Doch „Crossing Over” ist kein Film über den guten Menschen in Uniform. Eher schon ein böser Film über die rigiden Praktiken der Behörden und ihrer Vertreter. Da muss eine junge Muslimin in der Schule nur ein Referat halten, in dem sie Verständnis für das Anliegen der Attentäter von 9/11 äußert, schon schlägt ihr blanker Hass entgegen. Das FBI stürmt die Wohnung ihrer Eltern, verhört die Minderjährige als potenzielle Terroristin und zerreißt danach Familienbande: Da nicht in den USA geboren, wird das Mädchen gemeinsam mit einem Elternteil abgeschoben.
Bunte Zwangsgesellschaft mit unüberbrückbaren Gegensätzen
Erpressung ist bei Immigration an der Tagesordnung: Entweder du bist still, oder du kannst dir das „Land of the Free” von der Backe putzen. Ein Beamter, der für das Abstempeln der Green Card zuständig ist (Ray Liotta), nutzt diese Macht, um aus einem australischen Filmsternchen mit Hollywood-Ambition schnell eine willige Sexsklavin zu machen. Und dass es mit der Assimilation auch nicht klappt, dafür ist der islamische Kollege von Max das beste Beispiel. In starken traditionellen Familienstrukturen aufgewachsen, muss man ihm schließlich sogar den „Ehrenmord” an seiner Schwester zutrauen.

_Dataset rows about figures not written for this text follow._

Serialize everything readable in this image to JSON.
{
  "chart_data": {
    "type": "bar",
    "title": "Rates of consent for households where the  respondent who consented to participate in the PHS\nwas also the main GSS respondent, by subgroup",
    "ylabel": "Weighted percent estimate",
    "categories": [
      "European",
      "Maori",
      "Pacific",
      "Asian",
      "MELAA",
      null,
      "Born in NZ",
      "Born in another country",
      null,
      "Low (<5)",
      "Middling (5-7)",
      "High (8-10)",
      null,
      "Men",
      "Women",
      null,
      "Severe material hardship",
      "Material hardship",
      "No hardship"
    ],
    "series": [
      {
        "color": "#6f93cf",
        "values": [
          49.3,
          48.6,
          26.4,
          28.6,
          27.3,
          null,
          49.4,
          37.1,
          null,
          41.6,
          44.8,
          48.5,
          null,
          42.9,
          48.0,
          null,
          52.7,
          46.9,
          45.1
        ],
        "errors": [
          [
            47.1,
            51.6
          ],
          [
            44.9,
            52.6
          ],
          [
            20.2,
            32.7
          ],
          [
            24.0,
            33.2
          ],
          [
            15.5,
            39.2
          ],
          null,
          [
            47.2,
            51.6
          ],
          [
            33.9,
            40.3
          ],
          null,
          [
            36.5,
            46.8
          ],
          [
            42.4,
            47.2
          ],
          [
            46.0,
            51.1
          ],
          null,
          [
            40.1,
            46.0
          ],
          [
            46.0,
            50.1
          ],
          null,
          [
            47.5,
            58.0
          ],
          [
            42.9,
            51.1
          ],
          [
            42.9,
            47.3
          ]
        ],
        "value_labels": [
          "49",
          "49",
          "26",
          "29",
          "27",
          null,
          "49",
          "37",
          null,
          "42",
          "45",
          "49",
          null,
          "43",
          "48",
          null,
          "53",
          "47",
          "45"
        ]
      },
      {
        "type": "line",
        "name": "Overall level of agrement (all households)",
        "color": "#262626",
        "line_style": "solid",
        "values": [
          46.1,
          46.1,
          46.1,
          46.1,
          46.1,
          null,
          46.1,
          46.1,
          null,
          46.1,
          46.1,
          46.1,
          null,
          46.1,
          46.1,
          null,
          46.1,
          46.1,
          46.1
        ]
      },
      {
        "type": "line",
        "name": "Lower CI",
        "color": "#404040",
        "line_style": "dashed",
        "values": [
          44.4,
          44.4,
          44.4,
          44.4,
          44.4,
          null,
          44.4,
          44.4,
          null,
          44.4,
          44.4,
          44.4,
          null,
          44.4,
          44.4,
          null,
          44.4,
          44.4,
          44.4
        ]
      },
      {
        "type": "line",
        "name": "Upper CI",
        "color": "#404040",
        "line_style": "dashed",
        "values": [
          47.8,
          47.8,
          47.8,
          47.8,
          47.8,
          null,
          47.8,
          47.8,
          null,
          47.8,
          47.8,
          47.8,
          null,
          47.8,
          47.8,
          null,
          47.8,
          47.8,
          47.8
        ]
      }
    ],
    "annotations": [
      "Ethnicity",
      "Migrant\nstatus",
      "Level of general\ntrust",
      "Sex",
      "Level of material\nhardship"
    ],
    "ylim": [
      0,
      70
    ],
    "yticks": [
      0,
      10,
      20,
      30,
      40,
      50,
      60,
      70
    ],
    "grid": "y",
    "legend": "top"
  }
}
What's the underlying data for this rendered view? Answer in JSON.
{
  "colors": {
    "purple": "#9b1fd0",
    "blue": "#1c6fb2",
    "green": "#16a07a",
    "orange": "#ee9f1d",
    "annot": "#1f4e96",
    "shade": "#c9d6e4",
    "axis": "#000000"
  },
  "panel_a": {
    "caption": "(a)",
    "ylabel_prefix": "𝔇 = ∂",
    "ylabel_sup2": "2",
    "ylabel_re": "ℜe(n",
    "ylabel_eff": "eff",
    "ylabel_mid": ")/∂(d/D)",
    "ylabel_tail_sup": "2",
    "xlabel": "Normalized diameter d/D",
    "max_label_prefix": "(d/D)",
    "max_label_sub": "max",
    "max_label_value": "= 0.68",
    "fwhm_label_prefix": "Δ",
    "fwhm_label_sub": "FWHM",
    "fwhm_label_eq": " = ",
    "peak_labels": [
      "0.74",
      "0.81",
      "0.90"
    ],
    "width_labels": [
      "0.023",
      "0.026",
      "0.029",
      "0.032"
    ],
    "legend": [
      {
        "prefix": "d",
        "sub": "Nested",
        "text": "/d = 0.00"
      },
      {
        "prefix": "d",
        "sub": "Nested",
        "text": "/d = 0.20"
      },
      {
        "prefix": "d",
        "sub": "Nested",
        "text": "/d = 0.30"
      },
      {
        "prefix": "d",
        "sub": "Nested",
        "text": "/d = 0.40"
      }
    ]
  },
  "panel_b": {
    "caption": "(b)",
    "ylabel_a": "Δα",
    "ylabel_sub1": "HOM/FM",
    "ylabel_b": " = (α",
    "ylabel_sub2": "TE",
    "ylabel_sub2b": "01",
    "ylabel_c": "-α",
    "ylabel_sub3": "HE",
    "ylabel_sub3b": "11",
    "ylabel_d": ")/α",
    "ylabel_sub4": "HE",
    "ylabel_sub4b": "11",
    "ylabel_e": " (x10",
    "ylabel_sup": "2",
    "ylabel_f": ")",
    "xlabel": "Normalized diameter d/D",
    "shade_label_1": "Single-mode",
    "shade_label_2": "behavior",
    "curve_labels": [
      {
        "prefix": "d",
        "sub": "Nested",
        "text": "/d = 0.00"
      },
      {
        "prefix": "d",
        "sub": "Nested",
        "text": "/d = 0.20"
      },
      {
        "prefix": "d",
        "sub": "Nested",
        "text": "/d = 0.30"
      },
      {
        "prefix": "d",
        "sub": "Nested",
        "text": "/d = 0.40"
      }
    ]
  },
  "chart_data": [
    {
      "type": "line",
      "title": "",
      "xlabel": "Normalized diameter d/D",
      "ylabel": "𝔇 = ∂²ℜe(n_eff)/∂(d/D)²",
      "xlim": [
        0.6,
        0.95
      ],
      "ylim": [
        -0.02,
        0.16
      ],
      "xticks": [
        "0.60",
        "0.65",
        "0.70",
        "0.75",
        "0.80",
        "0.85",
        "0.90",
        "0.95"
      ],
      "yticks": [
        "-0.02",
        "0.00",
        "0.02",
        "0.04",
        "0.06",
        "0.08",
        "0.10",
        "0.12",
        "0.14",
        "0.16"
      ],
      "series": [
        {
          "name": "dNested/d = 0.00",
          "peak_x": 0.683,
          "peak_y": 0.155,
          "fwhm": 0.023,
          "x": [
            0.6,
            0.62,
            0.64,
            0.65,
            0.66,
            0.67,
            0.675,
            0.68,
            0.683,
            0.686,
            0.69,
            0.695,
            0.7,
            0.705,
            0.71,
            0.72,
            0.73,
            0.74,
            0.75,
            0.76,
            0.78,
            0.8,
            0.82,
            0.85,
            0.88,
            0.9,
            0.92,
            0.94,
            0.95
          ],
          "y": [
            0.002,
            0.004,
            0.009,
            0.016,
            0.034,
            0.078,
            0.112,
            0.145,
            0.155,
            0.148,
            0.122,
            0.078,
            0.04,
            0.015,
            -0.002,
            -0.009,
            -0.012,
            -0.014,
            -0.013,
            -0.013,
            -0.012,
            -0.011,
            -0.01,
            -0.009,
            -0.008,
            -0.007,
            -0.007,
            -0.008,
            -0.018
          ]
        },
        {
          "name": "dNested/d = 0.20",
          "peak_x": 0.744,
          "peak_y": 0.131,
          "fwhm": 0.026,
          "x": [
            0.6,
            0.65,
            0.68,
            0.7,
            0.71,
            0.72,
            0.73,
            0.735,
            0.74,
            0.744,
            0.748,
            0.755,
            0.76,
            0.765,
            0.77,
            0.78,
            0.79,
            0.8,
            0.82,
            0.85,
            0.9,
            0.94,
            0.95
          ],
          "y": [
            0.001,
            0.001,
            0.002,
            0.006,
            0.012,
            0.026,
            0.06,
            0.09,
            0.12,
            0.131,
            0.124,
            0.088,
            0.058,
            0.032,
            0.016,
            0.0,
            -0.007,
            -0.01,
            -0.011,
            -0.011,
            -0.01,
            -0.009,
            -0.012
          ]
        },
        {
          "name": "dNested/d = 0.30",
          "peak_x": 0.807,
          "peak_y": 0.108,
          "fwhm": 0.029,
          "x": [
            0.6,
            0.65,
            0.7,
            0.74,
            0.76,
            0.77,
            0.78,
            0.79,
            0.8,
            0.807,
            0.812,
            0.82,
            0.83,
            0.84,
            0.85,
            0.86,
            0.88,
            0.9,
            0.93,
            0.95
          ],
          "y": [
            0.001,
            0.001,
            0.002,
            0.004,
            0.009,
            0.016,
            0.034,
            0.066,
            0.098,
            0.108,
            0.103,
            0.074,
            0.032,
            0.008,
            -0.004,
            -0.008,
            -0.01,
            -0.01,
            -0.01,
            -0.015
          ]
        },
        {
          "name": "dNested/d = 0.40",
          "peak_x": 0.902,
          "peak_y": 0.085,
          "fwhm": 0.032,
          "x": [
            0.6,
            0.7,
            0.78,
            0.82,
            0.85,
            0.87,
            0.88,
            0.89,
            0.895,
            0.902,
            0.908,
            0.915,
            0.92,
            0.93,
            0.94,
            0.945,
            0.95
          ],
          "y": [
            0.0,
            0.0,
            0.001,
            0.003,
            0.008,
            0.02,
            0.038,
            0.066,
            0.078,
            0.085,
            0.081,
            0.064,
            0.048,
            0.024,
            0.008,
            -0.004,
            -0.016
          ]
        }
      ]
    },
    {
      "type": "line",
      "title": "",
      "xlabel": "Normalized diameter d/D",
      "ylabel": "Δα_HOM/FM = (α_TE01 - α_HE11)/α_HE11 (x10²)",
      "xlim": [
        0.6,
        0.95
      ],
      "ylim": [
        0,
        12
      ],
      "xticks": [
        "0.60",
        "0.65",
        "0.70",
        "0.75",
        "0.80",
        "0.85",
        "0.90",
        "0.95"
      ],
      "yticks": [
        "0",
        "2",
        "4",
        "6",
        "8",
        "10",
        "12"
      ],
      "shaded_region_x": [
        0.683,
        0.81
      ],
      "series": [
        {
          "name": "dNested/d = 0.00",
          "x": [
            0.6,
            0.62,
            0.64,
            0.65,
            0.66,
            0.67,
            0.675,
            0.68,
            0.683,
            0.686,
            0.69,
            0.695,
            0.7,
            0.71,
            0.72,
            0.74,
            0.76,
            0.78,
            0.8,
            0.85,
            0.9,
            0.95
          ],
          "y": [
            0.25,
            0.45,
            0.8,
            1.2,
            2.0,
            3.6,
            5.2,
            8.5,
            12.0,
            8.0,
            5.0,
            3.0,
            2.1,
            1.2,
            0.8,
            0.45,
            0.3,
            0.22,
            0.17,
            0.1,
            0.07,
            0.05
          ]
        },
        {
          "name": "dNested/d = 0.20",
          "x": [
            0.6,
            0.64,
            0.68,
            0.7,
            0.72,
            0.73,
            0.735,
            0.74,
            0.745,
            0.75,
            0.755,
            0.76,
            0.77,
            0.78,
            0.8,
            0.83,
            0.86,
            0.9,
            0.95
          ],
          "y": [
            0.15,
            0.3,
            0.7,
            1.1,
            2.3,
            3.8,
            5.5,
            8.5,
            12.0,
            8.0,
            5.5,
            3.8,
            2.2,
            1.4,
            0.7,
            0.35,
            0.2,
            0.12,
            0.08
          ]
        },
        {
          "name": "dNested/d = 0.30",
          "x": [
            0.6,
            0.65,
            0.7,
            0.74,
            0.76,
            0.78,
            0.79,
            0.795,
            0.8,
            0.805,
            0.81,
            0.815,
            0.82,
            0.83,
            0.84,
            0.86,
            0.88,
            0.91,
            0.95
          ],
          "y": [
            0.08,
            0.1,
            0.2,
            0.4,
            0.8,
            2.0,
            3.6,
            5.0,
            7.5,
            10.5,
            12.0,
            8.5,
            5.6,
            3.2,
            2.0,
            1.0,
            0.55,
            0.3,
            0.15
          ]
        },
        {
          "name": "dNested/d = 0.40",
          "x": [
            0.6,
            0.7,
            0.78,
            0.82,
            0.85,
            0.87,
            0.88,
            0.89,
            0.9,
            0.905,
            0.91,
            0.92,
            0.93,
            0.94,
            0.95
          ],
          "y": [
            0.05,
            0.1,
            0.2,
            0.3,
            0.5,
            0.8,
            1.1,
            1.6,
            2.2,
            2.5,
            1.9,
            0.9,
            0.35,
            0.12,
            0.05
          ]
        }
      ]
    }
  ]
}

Kramer, der mit seinem Spielerfilm „The Cooler” bekannt wurde, bringt vieles zusammen in diesem Los Angeles, das hier derart ausschnitthaft fotografiert ist, dass sich eher der Eindruck einer Kleinstadt aufdrängt. Kein Schmelztiegel wird einem da präsentiert, mehr schon eine bunte Zwangsgesellschaft mit unüberbrückbaren Gegensätzen. Das Ziel schließlich, die Einbürgerungszeremonie und der Eid auf die Verfassung, hat in „Crossing Over” wenig Feierliches an sich. Sie findet statt in einer schäbigen Turnhalle, das Pathos wirkt drittklassig, die Hymne angestrengt.
Nicht gerade das Ambiente für das, was Immigranten sich einmal als den schönsten Tag in ihrem Leben ausgemalt haben. Aber irgendwie passend zu einem Land, in dem nicht mehr viel übrig ist von den Idealen der Gründerväter.